Manguel fait partie de ces écrivains qui aiment écrire sur l’écriture (comme De Prada ou Jaenada pour prendre deux figures que tout oppose !) et mettent en scène l’homme d’écriture qui se raconte ou promène le lecteur dans les affres de la composition. Attention, ce n’est jamais pompeux, toujours subtilement élaboré, un brin moqueur voire légèrement autocritique.
« Tous les hommes sont menteurs » illustre parfaitement cette tendance tout en se situant volontairement à la croisée de trois chemins : l’intrigue policière, le récit journalistique et la réflexion sur le métier et la fonction d’écrire.
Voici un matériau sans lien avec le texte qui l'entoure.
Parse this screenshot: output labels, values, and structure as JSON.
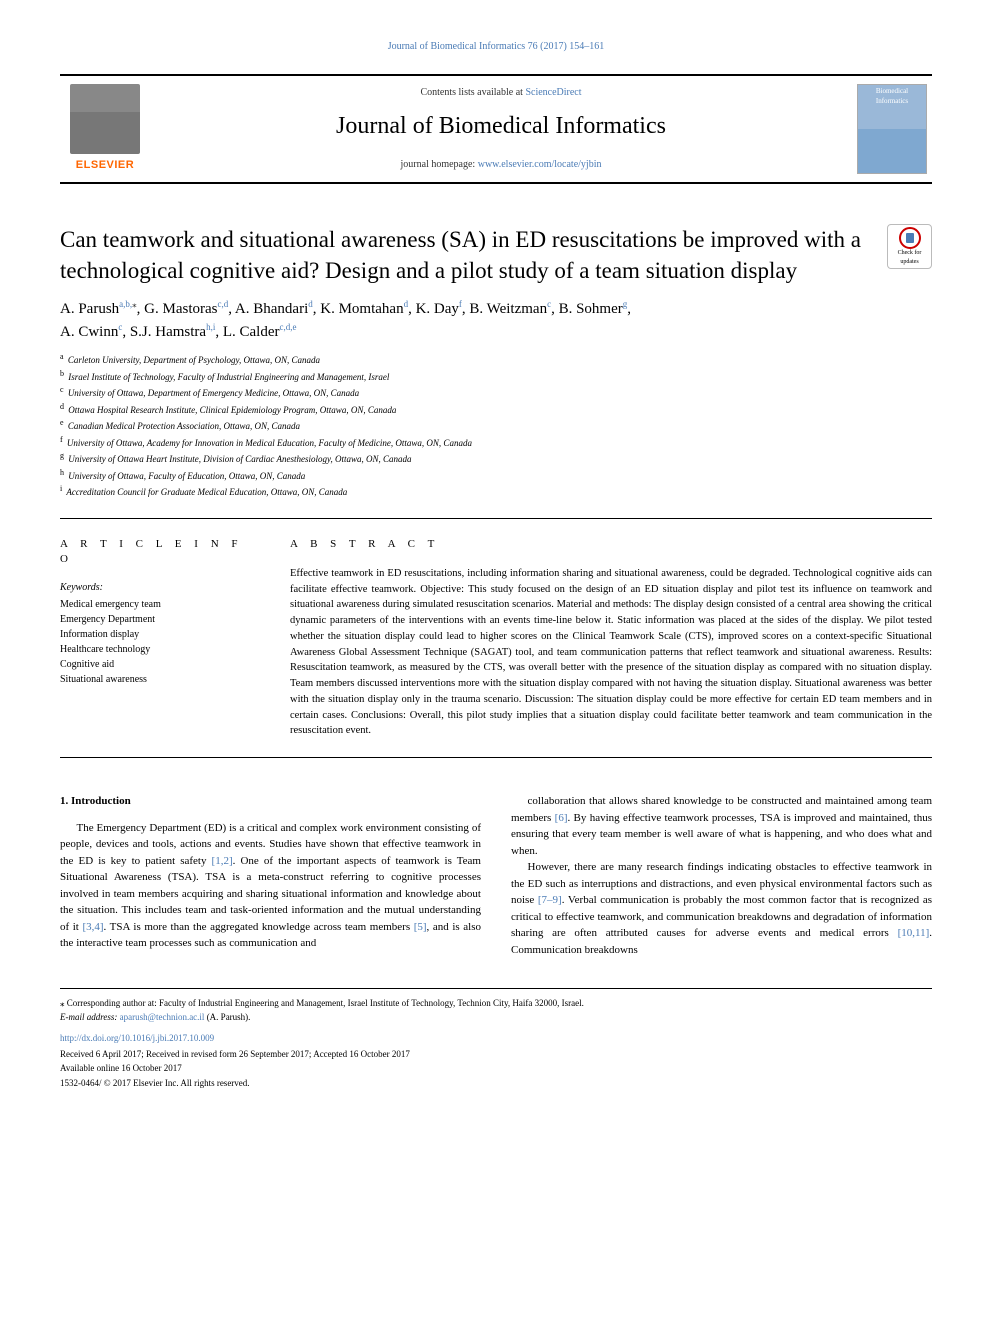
{
  "running_head": "Journal of Biomedical Informatics 76 (2017) 154–161",
  "header": {
    "contents_text": "Contents lists available at ",
    "contents_link": "ScienceDirect",
    "journal_title": "Journal of Biomedical Informatics",
    "homepage_text": "journal homepage: ",
    "homepage_link": "www.elsevier.com/locate/yjbin",
    "elsevier": "ELSEVIER",
    "cover_label": "Biomedical Informatics"
  },
  "badge_text": "Check for updates",
  "title": "Can teamwork and situational awareness (SA) in ED resuscitations be improved with a technological cognitive aid? Design and a pilot study of a team situation display",
  "authors_line1_html": "A. Parush<sup>a,b,</sup><sup class='ast'>⁎</sup>, G. Mastoras<sup>c,d</sup>, A. Bhandari<sup>d</sup>, K. Momtahan<sup>d</sup>, K. Day<sup>f</sup>, B. Weitzman<sup>c</sup>, B. Sohmer<sup>g</sup>,",
  "authors_line2_html": "A. Cwinn<sup>c</sup>, S.J. Hamstra<sup>h,i</sup>, L. Calder<sup>c,d,e</sup>",
  "affiliations": [
    {
      "sup": "a",
      "text": "Carleton University, Department of Psychology, Ottawa, ON, Canada"
    },
    {
      "sup": "b",
      "text": "Israel Institute of Technology, Faculty of Industrial Engineering and Management, Israel"
    },
    {
      "sup": "c",
      "text": "University of Ottawa, Department of Emergency Medicine, Ottawa, ON, Canada"
    },
    {
      "sup": "d",
      "text": "Ottawa Hospital Research Institute, Clinical Epidemiology Program, Ottawa, ON, Canada"
    },
    {
      "sup": "e",
      "text": "Canadian Medical Protection Association, Ottawa, ON, Canada"
    },
    {
      "sup": "f",
      "text": "University of Ottawa, Academy for Innovation in Medical Education, Faculty of Medicine, Ottawa, ON, Canada"
    },
    {
      "sup": "g",
      "text": "University of Ottawa Heart Institute, Division of Cardiac Anesthesiology, Ottawa, ON, Canada"
    },
    {
      "sup": "h",
      "text": "University of Ottawa, Faculty of Education, Ottawa, ON, Canada"
    },
    {
      "sup": "i",
      "text": "Accreditation Council for Graduate Medical Education, Ottawa, ON, Canada"
    }
  ],
  "info_label": "A R T I C L E  I N F O",
  "abstract_label": "A B S T R A C T",
  "keywords_label": "Keywords:",
  "keywords": [
    "Medical emergency team",
    "Emergency Department",
    "Information display",
    "Healthcare technology",
    "Cognitive aid",
    "Situational awareness"
  ],
  "abstract": "Effective teamwork in ED resuscitations, including information sharing and situational awareness, could be degraded. Technological cognitive aids can facilitate effective teamwork. Objective: This study focused on the design of an ED situation display and pilot test its influence on teamwork and situational awareness during simulated resuscitation scenarios. Material and methods: The display design consisted of a central area showing the critical dynamic parameters of the interventions with an events time-line below it. Static information was placed at the sides of the display. We pilot tested whether the situation display could lead to higher scores on the Clinical Teamwork Scale (CTS), improved scores on a context-specific Situational Awareness Global Assessment Technique (SAGAT) tool, and team communication patterns that reflect teamwork and situational awareness. Results: Resuscitation teamwork, as measured by the CTS, was overall better with the presence of the situation display as compared with no situation display. Team members discussed interventions more with the situation display compared with not having the situation display. Situational awareness was better with the situation display only in the trauma scenario. Discussion: The situation display could be more effective for certain ED team members and in certain cases. Conclusions: Overall, this pilot study implies that a situation display could facilitate better teamwork and team communication in the resuscitation event.",
  "intro": {
    "heading": "1. Introduction",
    "p1_a": "The Emergency Department (ED) is a critical and complex work environment consisting of people, devices and tools, actions and events. Studies have shown that effective teamwork in the ED is key to patient safety ",
    "p1_ref1": "[1,2]",
    "p1_b": ". One of the important aspects of teamwork is Team Situational Awareness (TSA). TSA is a meta-construct referring to cognitive processes involved in team members acquiring and sharing situational information and knowledge about the situation. This includes team and task-oriented information and the mutual understanding of it ",
    "p1_ref2": "[3,4]",
    "p1_c": ". TSA is more than the aggregated knowledge across team members ",
    "p1_ref3": "[5]",
    "p1_d": ", and is also the interactive team processes such as communication and",
    "p2_a": "collaboration that allows shared knowledge to be constructed and maintained among team members ",
    "p2_ref1": "[6]",
    "p2_b": ". By having effective teamwork processes, TSA is improved and maintained, thus ensuring that every team member is well aware of what is happening, and who does what and when.",
    "p3_a": "However, there are many research findings indicating obstacles to effective teamwork in the ED such as interruptions and distractions, and even physical environmental factors such as noise ",
    "p3_ref1": "[7–9]",
    "p3_b": ". Verbal communication is probably the most common factor that is recognized as critical to effective teamwork, and communication breakdowns and degradation of information sharing are often attributed causes for adverse events and medical errors ",
    "p3_ref2": "[10,11]",
    "p3_c": ". Communication breakdowns"
  },
  "footnote": {
    "corresponding": "⁎ Corresponding author at: Faculty of Industrial Engineering and Management, Israel Institute of Technology, Technion City, Haifa 32000, Israel.",
    "email_label": "E-mail address: ",
    "email": "aparush@technion.ac.il",
    "email_suffix": " (A. Parush).",
    "doi": "http://dx.doi.org/10.1016/j.jbi.2017.10.009",
    "history": "Received 6 April 2017; Received in revised form 26 September 2017; Accepted 16 October 2017",
    "available": "Available online 16 October 2017",
    "copyright": "1532-0464/ © 2017 Elsevier Inc. All rights reserved."
  },
  "colors": {
    "link": "#4a7bb5",
    "elsevier_orange": "#ff6600"
  }
}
Sacrifiant à une tendance de plus en plus forte depuis quelques années, le récit emprunte également une sorte de psalmodie dans laquelle plusieurs personnes (un ami qui se dit très proche, son épouse, son compagnon de cellule au pire moment de la dictature militaire argentine, son éditeur et enfin, celui qui sait tout sur sa mort) vont tenter d’expliquer à un certain Terradillos, journaliste de son état, qui était Alejandro Belivacqua que l’on vient de retrouver mort, le crâne fracassé sur un trottoir.
Bien évidemment, comme dans la vie réelle, chacun des épistoliers a une vision bien trempée du personnage, vision qui présente plus de disjonctions que d’intersections avec celle donnée par le ou les précédents narrateurs.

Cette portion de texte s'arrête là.